Selanjutnya, kunci suksesnya BDR ada di orang tua. Peran orang tua adalah sebagai kepala sekolah bagi anaknya. Orang tua tidak pernah dituntut untuk menggantikan peran guru dalam mengajar. Ia hanya bertindak memastikan aktivitas belajar anak terlaksana. Mengontrol pola hidup anak yang berbeda dari biasanya, seperti mengontrol jadwal tidur, ternyata menjadi kendala utama bagi orang tua. Siswa karena tidak hadir secara fisik ke sekolah, maka jadwal tidur menjadi tidak jelas. Kelas daring kesiangan, atau hanya sekedar mengabsen, setelah itu lanjut tidur. Disamping juga mengontrol penggunaan gadget. Karena belajar daring, gadget sepenuhnya berada dibawah kontrol anak, yang pada penggunaannya, hanya sebentar untuk belajar, selebihnya untuk bermain game. Tidak semua orang tua, ternyata, mampu menangani itu.

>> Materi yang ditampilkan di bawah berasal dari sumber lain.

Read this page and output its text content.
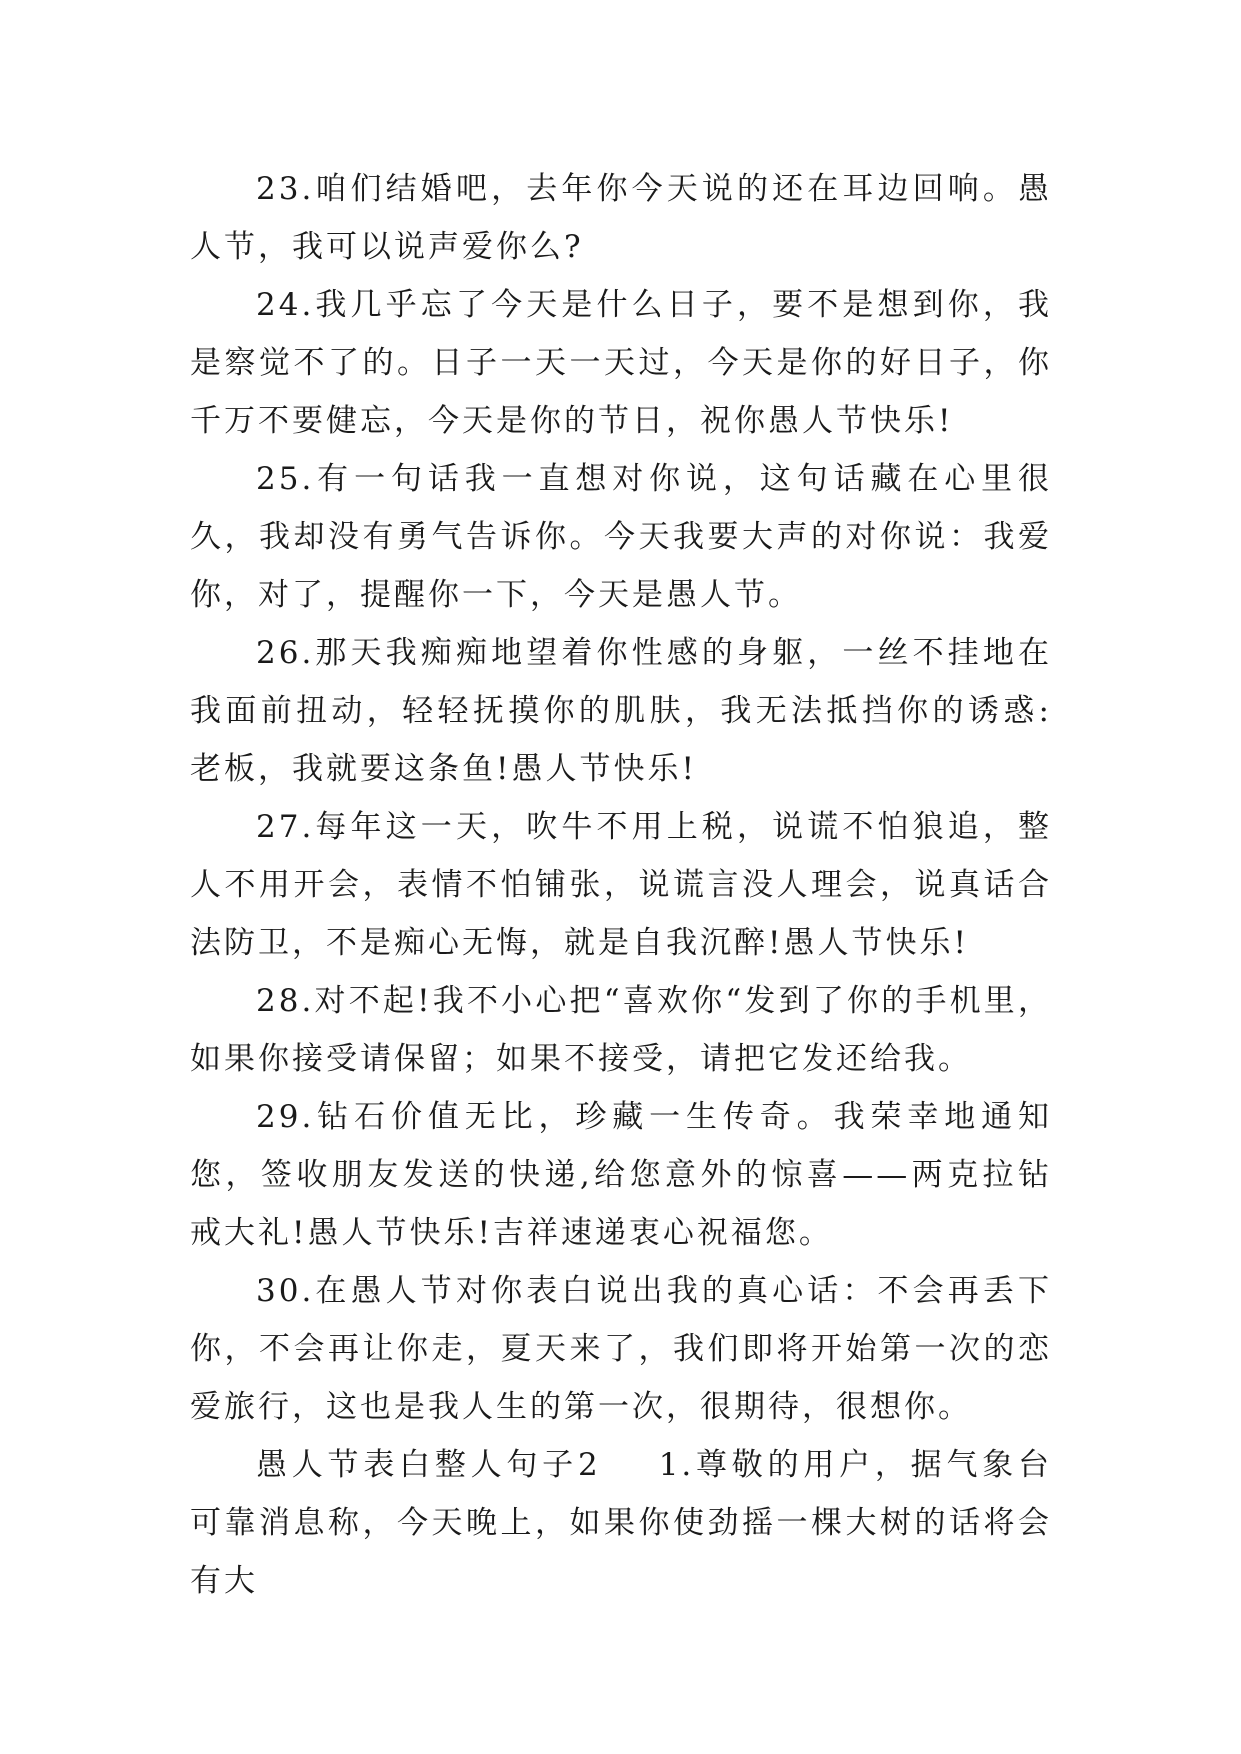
23.咱们结婚吧，去年你今天说的还在耳边回响。愚人节，我可以说声爱你么?

24.我几乎忘了今天是什么日子，要不是想到你，我是察觉不了的。日子一天一天过，今天是你的好日子，你千万不要健忘，今天是你的节日，祝你愚人节快乐!

25.有一句话我一直想对你说，这句话藏在心里很久，我却没有勇气告诉你。今天我要大声的对你说：我爱你，对了，提醒你一下，今天是愚人节。

26.那天我痴痴地望着你性感的身躯，一丝不挂地在我面前扭动，轻轻抚摸你的肌肤，我无法抵挡你的诱惑:老板，我就要这条鱼!愚人节快乐!

27.每年这一天，吹牛不用上税，说谎不怕狼追，整人不用开会，表情不怕铺张，说谎言没人理会，说真话合法防卫，不是痴心无悔，就是自我沉醉!愚人节快乐!

28.对不起!我不小心把“喜欢你“发到了你的手机里，如果你接受请保留；如果不接受，请把它发还给我。

29.钻石价值无比，珍藏一生传奇。我荣幸地通知您，签收朋友发送的快递,给您意外的惊喜——两克拉钻戒大礼!愚人节快乐!吉祥速递衷心祝福您。

30.在愚人节对你表白说出我的真心话：不会再丢下你，不会再让你走，夏天来了，我们即将开始第一次的恋爱旅行，这也是我人生的第一次，很期待，很想你。

愚人节表白整人句子2 1.尊敬的用户，据气象台可靠消息称，今天晚上，如果你使劲摇一棵大树的话将会有大
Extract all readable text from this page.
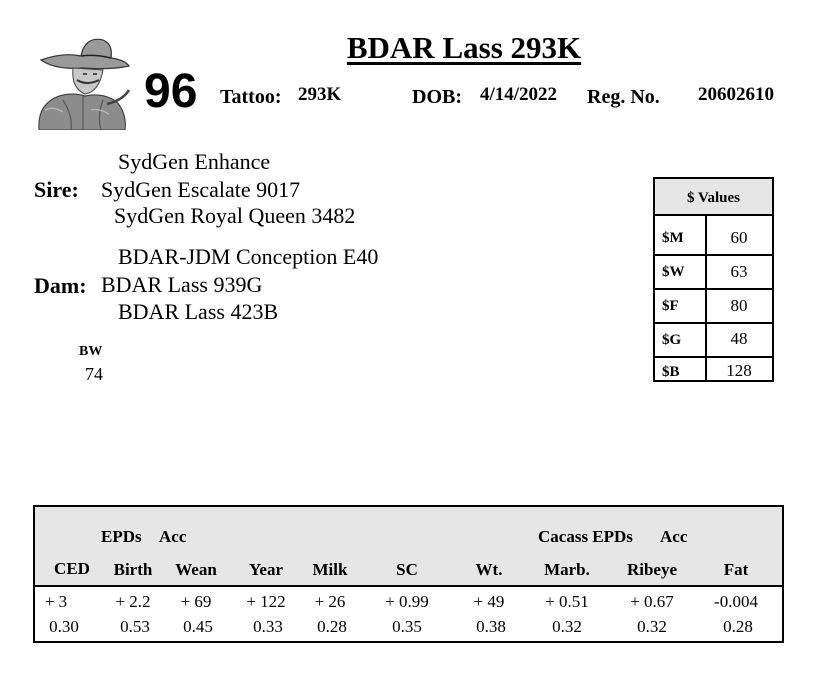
BDAR Lass 293K
96 Tattoo: 293K	DOB: 4/14/2022 Reg. No. 20602610
SydGen Enhance
Sire: SydGen Escalate 9017
SydGen Royal Queen 3482
BDAR-JDM Conception E40
Dam: BDAR Lass 939G
BDAR Lass 423B
BW
74
$ Values
$M	60
$W	63
$F	80
$G	48
$B	128
EPDs Acc	Cacass EPDs Acc
CED	Birth	Wean	Year	Milk	SC	Wt.	Marb.	Ribeye	Fat
+ 3	+ 2.2	+ 69	+ 122	+ 26	+ 0.99	+ 49	+ 0.51	+ 0.67	-0.004
0.30	0.53	0.45	0.33	0.28	0.35	0.38	0.32	0.32	0.28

Terakhir, siapa lagi kalau bukan, siswa. Penanggung jawab utama dalam apapun metode belajar yang berlaku. Kendala terbesar dalam BDR adalah rendahnya kemandirian belajar siswa. Bisa jadi, Ada praktik yang telah sekian lama berlangsung di sekolah, yang menghambat kemandirian belajar itu. Seperti, siswa yang dalam proses belajar diberi tahu, bukan mencari tahu.  Guru sebagai satu-satunya sumber belajar, bukan belajar dari berbagai sumber. Tujuan belajar adalah mendapatkan nilai tinggi, bukan memahami matari belajar dan menumbuhkan kemampuan berpikir kritis. Pembelajaran yang menekankan jawaban tunggal (LOTS), bukan pembelajaran dengan jawaban yang kebenarannya multi dimensi (HOTS). Belum lagi, dengan alasan pembelajaran di masa pandemi tidak maksimal, siswa yang tidak ikut belajar sekalipun, tetap mendapatkan nilai bagus di rapor.  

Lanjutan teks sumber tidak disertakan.